Gold stocks still have big potential to outperform again this summer, but only if gold surges fast-enough in July and August to make financial-market news. Capital will pour back into this battered sector if gold is sufficiently exciting to generate popular greed. That’s possible with gold needing to power way higher on this new inflation super-spike. Gold stocks need big gold gains in July and August to buck the summer doldrums.
This sector could win some late-summer bullish visibility and capital inflows in August as the new Q2’22 earnings season unfolds. The gold miners’ earnings that quarter are likely to grow considerably proving fat, making gold stocks look even more undervalued. In the previous Q1, the top-25 GDX gold miners averaged all-in sustaining costs of $1,133 per ounce. That made for implied sector unit earnings of $746.
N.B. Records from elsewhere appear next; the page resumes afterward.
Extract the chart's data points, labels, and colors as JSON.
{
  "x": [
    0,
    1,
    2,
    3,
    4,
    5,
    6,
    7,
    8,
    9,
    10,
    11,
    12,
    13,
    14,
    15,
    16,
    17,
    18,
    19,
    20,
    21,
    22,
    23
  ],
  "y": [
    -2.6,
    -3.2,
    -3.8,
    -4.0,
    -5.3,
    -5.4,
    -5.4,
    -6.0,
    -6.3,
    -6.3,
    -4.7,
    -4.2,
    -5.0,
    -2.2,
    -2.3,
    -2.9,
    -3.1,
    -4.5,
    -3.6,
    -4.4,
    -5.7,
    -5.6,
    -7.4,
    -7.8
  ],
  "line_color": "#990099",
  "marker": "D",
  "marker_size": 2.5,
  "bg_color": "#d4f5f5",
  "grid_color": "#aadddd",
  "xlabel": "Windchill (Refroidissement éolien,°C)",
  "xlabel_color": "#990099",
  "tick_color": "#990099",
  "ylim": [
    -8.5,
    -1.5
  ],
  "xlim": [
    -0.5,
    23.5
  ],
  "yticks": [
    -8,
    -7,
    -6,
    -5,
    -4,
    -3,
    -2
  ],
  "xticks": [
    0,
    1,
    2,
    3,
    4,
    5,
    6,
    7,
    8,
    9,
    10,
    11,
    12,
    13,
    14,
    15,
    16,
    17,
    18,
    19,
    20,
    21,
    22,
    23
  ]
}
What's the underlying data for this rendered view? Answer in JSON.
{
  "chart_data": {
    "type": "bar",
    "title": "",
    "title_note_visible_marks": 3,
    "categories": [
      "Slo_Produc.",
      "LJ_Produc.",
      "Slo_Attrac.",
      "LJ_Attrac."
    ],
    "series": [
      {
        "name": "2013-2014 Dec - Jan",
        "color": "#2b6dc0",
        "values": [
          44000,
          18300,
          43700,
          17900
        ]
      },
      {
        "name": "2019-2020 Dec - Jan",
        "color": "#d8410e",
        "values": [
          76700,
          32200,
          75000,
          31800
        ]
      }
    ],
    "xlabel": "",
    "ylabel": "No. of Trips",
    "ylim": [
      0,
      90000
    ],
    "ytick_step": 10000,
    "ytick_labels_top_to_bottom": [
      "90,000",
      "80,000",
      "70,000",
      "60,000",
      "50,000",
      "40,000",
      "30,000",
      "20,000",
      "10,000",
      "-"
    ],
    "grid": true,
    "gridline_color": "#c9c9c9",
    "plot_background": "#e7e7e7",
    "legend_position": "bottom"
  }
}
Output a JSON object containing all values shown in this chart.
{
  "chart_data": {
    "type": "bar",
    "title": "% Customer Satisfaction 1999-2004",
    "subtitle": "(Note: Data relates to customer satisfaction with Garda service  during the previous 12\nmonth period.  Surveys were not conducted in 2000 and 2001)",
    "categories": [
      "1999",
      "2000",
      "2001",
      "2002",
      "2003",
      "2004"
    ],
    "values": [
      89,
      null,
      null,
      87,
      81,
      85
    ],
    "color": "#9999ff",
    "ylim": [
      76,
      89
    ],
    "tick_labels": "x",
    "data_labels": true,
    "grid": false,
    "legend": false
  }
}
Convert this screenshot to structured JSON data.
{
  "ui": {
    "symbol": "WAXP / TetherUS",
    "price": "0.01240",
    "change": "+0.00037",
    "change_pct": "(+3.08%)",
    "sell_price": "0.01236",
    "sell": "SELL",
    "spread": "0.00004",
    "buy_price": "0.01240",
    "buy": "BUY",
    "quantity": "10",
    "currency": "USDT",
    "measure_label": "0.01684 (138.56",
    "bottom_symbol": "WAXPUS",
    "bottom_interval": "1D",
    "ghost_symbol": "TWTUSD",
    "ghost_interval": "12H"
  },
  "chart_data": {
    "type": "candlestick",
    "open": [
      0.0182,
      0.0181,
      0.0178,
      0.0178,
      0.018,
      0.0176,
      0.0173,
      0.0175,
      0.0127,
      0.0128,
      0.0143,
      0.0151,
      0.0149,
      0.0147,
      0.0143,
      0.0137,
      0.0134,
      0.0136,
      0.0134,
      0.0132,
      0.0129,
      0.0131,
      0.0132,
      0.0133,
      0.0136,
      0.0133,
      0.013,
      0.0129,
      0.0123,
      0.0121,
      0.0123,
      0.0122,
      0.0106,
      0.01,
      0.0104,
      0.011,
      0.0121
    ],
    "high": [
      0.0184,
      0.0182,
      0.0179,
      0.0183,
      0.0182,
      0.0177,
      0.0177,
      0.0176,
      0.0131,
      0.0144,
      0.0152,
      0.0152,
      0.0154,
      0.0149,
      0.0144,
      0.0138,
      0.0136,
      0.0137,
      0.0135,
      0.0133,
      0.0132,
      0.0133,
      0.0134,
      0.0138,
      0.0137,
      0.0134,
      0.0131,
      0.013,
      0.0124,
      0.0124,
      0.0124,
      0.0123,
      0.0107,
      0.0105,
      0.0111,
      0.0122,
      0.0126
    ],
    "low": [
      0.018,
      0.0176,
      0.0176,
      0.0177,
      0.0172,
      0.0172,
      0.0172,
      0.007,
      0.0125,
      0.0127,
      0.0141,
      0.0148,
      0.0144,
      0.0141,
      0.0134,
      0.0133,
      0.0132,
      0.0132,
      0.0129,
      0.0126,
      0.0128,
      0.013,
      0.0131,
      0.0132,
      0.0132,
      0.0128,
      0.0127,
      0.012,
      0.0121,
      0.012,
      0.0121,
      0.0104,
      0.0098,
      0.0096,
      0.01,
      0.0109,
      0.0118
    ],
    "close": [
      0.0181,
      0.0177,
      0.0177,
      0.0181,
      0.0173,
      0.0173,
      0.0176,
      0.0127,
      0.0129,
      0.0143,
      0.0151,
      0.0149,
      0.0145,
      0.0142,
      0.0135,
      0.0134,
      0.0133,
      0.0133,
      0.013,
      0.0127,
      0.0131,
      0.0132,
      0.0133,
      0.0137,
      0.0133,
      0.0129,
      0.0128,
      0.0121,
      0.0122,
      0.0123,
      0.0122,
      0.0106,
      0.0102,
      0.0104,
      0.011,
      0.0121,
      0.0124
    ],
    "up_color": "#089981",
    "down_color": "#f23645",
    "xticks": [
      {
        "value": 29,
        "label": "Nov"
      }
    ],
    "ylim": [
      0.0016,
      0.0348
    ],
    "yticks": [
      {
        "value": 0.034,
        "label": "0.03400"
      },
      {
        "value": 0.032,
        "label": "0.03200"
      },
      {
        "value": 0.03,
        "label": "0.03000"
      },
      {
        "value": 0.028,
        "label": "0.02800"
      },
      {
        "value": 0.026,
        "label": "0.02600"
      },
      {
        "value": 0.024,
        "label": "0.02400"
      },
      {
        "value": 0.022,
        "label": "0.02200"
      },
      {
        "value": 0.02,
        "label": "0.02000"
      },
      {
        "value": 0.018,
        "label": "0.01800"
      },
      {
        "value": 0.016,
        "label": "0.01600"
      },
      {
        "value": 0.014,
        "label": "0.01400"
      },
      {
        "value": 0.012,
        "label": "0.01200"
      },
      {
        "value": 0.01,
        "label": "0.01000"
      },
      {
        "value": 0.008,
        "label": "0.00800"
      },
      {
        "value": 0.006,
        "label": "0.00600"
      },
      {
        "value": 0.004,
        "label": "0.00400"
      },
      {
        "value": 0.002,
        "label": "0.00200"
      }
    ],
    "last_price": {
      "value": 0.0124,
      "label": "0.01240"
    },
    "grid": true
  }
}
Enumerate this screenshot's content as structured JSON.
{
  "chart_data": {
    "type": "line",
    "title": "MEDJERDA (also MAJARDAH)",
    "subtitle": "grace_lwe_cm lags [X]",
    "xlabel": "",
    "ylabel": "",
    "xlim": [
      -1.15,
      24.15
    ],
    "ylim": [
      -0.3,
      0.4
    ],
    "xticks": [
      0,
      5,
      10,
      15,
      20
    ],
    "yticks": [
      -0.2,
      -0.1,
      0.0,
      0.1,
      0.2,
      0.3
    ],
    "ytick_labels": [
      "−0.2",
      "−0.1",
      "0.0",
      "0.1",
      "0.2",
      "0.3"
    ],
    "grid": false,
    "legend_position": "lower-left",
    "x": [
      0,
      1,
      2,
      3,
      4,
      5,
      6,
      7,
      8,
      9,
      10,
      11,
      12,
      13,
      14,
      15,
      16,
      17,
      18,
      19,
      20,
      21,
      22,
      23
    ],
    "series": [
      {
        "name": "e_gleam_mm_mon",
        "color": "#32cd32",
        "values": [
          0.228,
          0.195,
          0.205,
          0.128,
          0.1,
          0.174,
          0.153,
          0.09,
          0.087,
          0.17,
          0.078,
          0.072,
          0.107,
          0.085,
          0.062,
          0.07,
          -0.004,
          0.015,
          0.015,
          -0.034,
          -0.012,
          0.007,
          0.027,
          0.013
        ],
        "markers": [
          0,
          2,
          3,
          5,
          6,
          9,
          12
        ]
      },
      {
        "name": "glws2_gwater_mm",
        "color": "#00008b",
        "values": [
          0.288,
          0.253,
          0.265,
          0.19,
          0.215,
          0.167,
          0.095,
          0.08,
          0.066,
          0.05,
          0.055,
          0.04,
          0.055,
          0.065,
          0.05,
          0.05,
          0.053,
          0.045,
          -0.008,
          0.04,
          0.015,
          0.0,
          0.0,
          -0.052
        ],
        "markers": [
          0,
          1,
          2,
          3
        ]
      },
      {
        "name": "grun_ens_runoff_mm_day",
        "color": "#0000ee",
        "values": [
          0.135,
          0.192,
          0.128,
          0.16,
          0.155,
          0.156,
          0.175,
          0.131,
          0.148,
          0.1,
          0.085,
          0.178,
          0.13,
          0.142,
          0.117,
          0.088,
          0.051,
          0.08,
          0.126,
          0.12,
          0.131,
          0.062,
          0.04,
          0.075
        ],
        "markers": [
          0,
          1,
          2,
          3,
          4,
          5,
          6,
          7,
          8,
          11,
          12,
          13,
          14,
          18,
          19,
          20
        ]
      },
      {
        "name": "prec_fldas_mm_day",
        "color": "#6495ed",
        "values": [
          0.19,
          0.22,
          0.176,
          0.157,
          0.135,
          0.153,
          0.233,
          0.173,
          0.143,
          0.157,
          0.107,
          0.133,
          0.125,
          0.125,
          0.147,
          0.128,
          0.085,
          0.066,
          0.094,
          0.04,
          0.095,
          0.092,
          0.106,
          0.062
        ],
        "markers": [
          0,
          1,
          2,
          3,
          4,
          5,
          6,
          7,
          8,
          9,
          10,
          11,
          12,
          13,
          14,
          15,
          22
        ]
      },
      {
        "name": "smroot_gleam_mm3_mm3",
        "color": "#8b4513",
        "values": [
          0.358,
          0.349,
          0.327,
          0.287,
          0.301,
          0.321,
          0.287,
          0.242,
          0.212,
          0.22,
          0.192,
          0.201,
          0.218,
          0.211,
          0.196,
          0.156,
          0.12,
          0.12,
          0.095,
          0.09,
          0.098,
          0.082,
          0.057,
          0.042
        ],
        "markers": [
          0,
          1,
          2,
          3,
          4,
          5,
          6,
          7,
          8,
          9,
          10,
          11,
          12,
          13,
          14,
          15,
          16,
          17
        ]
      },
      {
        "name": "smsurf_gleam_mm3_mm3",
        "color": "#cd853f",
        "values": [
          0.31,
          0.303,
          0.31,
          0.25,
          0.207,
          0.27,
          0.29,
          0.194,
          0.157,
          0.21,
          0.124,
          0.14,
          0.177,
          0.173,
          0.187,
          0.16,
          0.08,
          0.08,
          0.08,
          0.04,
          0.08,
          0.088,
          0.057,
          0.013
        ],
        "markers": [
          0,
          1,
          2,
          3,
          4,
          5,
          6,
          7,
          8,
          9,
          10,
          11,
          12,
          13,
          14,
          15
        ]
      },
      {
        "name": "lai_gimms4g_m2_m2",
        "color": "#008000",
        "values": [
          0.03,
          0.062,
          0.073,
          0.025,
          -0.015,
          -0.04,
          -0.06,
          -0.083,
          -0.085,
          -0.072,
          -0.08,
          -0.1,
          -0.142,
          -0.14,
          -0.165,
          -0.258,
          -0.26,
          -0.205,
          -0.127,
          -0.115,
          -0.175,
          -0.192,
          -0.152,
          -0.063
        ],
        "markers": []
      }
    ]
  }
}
Gold averaged $1,879 in Q1, and is holding near those levels averaging an excellent $1,873 in this latest Q2. But the major gold miners generally forecast improving outputs as 2022 marches on, spreading the big fixed costs of mining across more ounces lowering AISCs. The GDX top 25’s full-year-2022 AISC guidance at the end of Q1 averaged 7.0% lower than its AISCs! So they could retreat near $1,054 in Q2.
If that comes to pass, the major gold miners’ implied profitability could soar 9.8% sequentially from Q1! Big earnings growth could really stand out in this Fed-bludgeoned general-stock bear suffering weakening corporate profits. Strong gold-stock fundamentals with gold rallying on balance would increase the odds of outsized gains later this summer. The gold miners’ stocks can surge in the summer doldrums if gold does.
The bottom line is the gold summer doldrums in modern bull years have usually proven much milder than feared. The seasonal weakness tends to be compressed into early June, with gold and its miners’ stocks carving summer lows in mid-June on average. From there gold and gold stocks usually rally on balance in July and August, with gains really accelerating into summer-end as gold’s big autumn rally gathers steam.
That has much-bigger potential than normal this summer with inflation raging out of control. Gold soared during the last similar inflation super-spikes in the 1970s, and likely will again in this one. Speculators are positioned for big gold-futures buying as the overbought US dollar mean reverts lower. And this mounting stock bear driven by aggressive Fed tightening will really boost gold investment demand to diversify portfolios.